Sinks and Faucets. Thursday , February 01st , 2018 - 08:59:27 AM
You might have to go back in time to find a greater use of stone than in today‘s new and remodeled homes. Already a classic countertop, backsplash and flooring mainstay, stone is now morphing into the most utilitarian tool in the kitchen — the sink. The same characteristics of strength and beauty that make stone a best-selling countertop material also make it a natural for sinks.
Kitchen faucets usually made up of screw spools. The faucets mainly rely on the the rotation of spool pole to reach the effect of opening and closing of the switch by the moves of screw thread.

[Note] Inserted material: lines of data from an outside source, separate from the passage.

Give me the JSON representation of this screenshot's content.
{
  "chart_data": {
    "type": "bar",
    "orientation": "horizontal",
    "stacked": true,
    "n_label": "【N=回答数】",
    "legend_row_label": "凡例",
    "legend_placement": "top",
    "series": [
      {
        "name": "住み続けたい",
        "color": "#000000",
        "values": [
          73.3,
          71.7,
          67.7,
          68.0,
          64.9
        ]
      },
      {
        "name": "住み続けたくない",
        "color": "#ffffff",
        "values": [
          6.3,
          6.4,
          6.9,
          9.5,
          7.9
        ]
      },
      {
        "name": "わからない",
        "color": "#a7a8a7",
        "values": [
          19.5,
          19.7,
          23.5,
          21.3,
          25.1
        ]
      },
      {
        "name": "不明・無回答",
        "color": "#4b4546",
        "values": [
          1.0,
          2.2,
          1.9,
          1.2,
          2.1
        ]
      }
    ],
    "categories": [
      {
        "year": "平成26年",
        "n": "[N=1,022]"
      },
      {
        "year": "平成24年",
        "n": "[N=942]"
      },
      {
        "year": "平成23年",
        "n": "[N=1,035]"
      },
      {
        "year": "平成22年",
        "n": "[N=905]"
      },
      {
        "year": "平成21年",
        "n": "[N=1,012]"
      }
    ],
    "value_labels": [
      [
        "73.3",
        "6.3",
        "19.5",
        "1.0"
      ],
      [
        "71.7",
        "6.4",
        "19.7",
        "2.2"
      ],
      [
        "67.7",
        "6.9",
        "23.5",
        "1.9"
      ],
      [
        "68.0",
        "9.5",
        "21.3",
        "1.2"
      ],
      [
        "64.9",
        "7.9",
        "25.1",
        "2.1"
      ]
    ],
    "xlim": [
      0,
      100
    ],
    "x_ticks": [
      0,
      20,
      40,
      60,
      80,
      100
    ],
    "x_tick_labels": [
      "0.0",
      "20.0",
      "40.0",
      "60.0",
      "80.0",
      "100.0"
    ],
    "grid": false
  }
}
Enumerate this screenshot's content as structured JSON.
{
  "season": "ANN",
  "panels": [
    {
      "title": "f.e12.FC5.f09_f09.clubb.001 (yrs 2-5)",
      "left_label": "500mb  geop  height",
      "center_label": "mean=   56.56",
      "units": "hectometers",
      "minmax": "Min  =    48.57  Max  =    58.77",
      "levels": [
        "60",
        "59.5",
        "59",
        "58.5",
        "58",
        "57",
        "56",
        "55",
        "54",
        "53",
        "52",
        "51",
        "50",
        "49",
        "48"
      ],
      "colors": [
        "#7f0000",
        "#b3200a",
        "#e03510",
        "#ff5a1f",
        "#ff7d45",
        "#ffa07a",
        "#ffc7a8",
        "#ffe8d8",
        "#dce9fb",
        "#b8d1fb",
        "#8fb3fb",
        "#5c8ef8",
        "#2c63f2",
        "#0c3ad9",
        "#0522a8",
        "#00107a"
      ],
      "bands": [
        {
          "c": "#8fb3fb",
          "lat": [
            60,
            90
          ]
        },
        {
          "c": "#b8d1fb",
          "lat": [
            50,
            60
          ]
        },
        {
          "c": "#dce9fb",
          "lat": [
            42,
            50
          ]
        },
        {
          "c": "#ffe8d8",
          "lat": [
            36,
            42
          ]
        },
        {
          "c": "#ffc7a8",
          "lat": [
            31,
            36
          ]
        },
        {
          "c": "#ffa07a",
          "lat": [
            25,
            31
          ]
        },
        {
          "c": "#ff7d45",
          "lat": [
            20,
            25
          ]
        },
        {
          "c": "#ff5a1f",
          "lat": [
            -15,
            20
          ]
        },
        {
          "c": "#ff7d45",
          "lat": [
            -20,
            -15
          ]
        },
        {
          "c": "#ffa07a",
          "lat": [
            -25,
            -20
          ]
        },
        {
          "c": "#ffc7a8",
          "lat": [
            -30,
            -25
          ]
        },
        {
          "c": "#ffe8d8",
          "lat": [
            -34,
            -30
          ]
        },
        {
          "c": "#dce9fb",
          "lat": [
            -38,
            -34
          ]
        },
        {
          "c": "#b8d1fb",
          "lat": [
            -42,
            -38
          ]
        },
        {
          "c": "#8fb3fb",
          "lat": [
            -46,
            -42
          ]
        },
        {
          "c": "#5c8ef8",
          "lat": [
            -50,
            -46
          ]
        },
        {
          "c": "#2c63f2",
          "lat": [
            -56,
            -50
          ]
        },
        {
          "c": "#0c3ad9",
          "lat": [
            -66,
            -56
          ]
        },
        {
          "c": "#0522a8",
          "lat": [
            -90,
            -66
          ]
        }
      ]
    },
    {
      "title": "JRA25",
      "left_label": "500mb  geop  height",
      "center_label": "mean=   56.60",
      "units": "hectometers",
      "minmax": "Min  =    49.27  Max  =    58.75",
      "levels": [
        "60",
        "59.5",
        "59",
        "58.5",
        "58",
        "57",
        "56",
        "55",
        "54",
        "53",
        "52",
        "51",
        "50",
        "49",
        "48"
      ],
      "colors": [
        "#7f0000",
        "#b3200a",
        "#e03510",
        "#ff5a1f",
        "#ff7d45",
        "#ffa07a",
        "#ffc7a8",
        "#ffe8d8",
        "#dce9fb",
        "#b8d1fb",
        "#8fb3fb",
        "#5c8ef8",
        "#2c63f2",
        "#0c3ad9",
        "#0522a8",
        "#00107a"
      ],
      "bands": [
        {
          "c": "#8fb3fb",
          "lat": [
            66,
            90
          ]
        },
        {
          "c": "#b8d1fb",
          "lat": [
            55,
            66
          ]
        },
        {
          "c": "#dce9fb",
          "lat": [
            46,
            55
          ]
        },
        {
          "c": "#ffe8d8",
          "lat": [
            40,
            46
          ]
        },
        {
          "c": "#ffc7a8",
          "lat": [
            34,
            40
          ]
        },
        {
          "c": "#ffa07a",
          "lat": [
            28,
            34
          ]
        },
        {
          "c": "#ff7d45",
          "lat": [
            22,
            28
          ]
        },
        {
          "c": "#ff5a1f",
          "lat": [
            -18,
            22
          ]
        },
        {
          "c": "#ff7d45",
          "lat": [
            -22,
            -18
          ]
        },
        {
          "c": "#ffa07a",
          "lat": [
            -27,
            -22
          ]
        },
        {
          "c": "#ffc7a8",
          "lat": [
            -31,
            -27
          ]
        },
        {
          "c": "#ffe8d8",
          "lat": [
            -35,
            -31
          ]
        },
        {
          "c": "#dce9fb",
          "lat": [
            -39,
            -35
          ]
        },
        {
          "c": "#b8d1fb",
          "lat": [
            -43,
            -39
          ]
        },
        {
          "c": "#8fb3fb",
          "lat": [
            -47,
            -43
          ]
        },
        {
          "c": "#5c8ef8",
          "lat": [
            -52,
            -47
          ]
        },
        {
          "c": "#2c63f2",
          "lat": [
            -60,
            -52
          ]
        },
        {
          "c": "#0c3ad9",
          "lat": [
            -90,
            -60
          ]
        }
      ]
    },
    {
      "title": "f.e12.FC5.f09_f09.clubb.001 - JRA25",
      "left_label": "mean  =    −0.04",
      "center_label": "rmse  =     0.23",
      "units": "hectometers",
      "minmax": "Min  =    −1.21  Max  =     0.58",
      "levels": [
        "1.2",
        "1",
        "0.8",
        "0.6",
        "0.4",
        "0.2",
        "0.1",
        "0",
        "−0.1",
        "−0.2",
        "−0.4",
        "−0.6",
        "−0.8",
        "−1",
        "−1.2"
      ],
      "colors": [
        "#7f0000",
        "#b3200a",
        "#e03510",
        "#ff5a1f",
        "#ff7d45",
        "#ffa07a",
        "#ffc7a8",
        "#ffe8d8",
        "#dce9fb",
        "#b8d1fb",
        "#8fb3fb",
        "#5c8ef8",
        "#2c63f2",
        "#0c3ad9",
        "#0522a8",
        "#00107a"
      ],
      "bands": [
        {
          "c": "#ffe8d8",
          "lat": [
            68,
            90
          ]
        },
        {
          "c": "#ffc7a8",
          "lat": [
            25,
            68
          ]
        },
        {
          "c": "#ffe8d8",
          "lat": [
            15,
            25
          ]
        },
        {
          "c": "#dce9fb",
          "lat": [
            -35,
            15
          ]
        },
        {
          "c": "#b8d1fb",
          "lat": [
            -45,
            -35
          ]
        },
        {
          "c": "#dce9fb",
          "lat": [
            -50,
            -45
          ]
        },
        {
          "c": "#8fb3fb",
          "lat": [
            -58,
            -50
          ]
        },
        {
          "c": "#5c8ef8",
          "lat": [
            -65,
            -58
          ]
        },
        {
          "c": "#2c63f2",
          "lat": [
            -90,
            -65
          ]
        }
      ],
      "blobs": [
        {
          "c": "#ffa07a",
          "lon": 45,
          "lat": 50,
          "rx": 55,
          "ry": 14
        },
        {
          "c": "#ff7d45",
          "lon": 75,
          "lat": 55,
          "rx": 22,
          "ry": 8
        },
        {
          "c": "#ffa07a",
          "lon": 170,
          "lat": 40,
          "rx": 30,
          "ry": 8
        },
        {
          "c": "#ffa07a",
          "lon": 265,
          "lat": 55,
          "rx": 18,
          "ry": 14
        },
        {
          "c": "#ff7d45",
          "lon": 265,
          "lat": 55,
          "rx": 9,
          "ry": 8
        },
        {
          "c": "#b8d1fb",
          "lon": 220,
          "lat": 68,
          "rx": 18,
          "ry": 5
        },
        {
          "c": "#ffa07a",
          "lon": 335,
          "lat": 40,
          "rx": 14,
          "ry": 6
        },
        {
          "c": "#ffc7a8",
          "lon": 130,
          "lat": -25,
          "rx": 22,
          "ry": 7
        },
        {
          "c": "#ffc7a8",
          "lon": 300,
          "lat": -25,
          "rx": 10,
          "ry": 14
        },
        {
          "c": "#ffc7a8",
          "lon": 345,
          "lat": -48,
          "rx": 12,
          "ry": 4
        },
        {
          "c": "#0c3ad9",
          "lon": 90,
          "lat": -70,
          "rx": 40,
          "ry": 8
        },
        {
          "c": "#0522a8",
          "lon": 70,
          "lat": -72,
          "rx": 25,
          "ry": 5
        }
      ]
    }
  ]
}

When spool pole rotating, screw thread become tightened and put the sealing spool forward and backward. When the spool was twisted in, inlet pipe become sealing and seal the outlet pipe at the same time and reach the effect of switching of hot and cold water.
Usually, stone kitchen sinks are carved out of one solid piece, either farmhouse style or small round prep sinks. The front of a farmhouse sink can be left in its rough, natural state or it can be polished and even carved. The other option is a boxy sink fabricated from granite or other slabs — the best choice if you want to match your chosen countertop. Regardless of the design, though, your cabinets will require some extra reinforcement to support a stone sink, says Joe Percoco of Percoco Marble and Tile in Denver, Colo. He strongly recommends that the sink cabinet be reinforced to hold the extra weight, which can total more than 300 pounds. Joe says that one of their block sinks can require "four guys to get it into place." Make sure your cabinets have similar strength.